ROME – Weighing into the discussion of the possible discovery of life on Venus, the Vatican’s top man on all things outer space has cautioned against getting too speculative, but said that if anything living exists on the planet, it doesn’t change the calculus in terms of God’s relationship with humanity.
“Life on another planet is no different than the existence of other life forms here on Earth,” Jesuit Brother Guy Consolmagno told Crux, noting that both Venus and Earth, “and every star we can see in our telescopes, are all part of the same universe made by the same God.”
“For that matter, the existence of [other] human beings does not mean that God does not love me,” he said, adding that “God loves all of us, individually, uniquely, completely; He can do that because He’s God… that’s what it means to be infinite.”
“It’s a good thing, perhaps, for something like this to remind us humans to stop making God smaller than He really is,” he said.
Director of the Vatican Observatory, Consolmagno spoke after a group of astronomers released a set of papers Monday stating that through powerful telescopic images, they were able to detect the chemical phosphine in Venus’s atmosphere, and determined through various analyses that a living organism was the only explanation for the source of the chemical.
Some researchers dispute the argument, as there are no samples or specimens of Venusian microbes, arguing instead that the phosphine could be the result of an unexplained atmospheric or geologic process.
Named after the Roman goddess of beauty, Venus in the past has not been looked at as a habitat for something living given its sweltering temperatures and the atmosphere’s thick layer of sulfuric acid.
More attention has been paid to other planets, such as Mars. NASA has been forging plans for a possible mission to Mars in 2030 to study the past habitability of the planet by gathering rocks and soil to be brought back for analysis.
Phosphine, Consolmagno said, is a gas containing one atom of phosphorus and three hydrogen atoms, and its distinctive spectrum, he added, “makes it relatively easy to detect in modern microwave telescopes”
What is intriguing about finding it on Venus is that “while it can be stable in an atmosphere like Jupiter’s, which is rich in hydrogen, on Earth or Venus – with its acidic clouds – it should not survive very long.”

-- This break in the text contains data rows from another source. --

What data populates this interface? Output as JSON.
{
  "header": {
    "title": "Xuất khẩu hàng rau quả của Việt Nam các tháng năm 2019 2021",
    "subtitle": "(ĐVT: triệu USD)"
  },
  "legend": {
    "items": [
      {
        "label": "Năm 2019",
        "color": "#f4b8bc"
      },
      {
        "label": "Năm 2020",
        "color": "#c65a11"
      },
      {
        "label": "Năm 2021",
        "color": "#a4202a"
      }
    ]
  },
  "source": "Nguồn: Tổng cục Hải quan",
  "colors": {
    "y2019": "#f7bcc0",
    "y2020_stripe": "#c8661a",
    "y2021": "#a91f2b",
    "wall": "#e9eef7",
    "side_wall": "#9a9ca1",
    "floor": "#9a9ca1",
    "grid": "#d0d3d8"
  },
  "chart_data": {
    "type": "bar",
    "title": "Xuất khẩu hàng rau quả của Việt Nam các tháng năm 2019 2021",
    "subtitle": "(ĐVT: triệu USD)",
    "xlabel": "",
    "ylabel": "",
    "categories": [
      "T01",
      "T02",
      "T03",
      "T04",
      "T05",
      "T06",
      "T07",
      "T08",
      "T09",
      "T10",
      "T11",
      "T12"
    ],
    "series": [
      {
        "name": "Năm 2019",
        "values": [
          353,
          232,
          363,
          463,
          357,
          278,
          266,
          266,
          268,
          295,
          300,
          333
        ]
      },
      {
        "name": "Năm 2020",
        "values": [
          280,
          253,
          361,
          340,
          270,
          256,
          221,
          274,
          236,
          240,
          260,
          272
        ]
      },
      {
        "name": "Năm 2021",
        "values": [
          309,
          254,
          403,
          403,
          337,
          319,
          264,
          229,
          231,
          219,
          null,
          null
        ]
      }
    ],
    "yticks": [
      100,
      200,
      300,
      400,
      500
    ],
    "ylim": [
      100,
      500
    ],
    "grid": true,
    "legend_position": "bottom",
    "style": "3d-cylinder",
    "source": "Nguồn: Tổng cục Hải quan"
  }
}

Though he doesn’t know the specific details, Consolmagno said the only natural source of phosphine found on Earth comes from certain microbes.

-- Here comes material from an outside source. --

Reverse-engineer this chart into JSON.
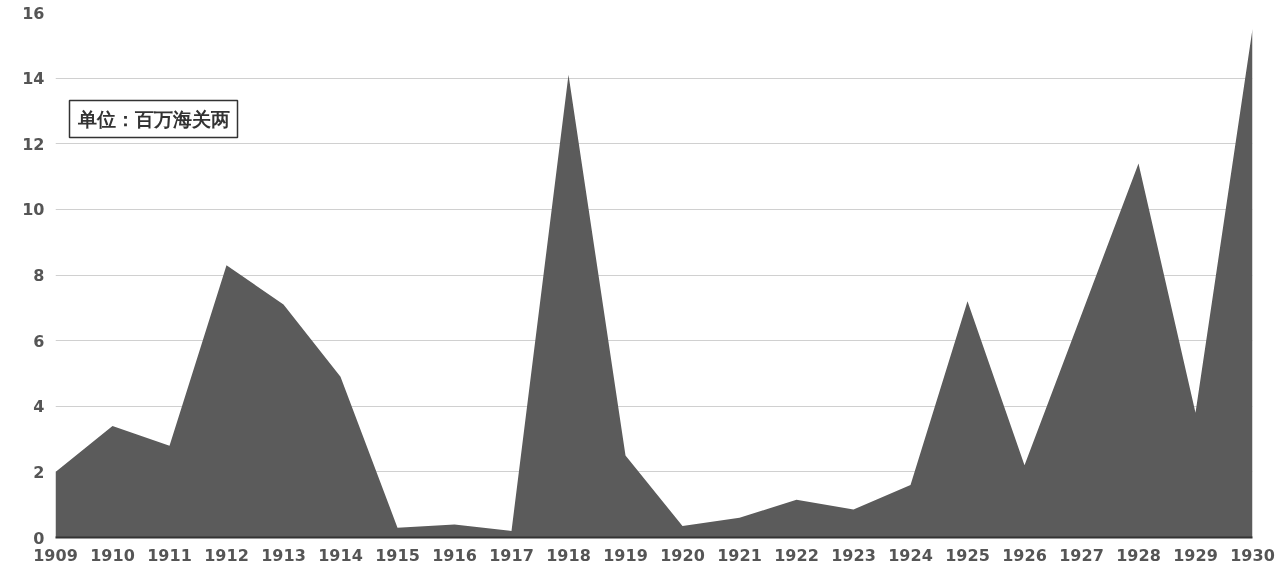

“The fact that it can be seen in the Venus clouds tells us that it is not some gas that has been around since the formation of the planet, but rather something that must be being produced…somehow…as fast as the acid clouds can destroy it. Hence, possible microbes. Maybe.”
Given the high temperatures on Venus, rising to around 880 degrees Fahrenheit, nothing can live on its surface, Consolmagno said, noting that any microbes where the phosphine was found would be in the clouds, where temperatures tend to be far cooler.
“Just as the stratosphere of the Earth’s atmosphere is very cold, so is the upper region of the Venus atmosphere,” he said, but noted that for Venus, “very cold” is equivalent to the temperatures found on the surface of Earth – a fact that was the basis of scientific theories as far as 50 years ago suggesting that there could be microbes in the clouds of Venus.
However, despite broiling excitement over the possible confirmation of the existence of these microbes, Consolmagno cautioned against getting carried away too quickly, saying, “the scientists who made the discovery are themselves very, very cautious about not over-interpreting their result.”
“It’s intriguing, and deserves further study before we start believing any speculations about it,” he said.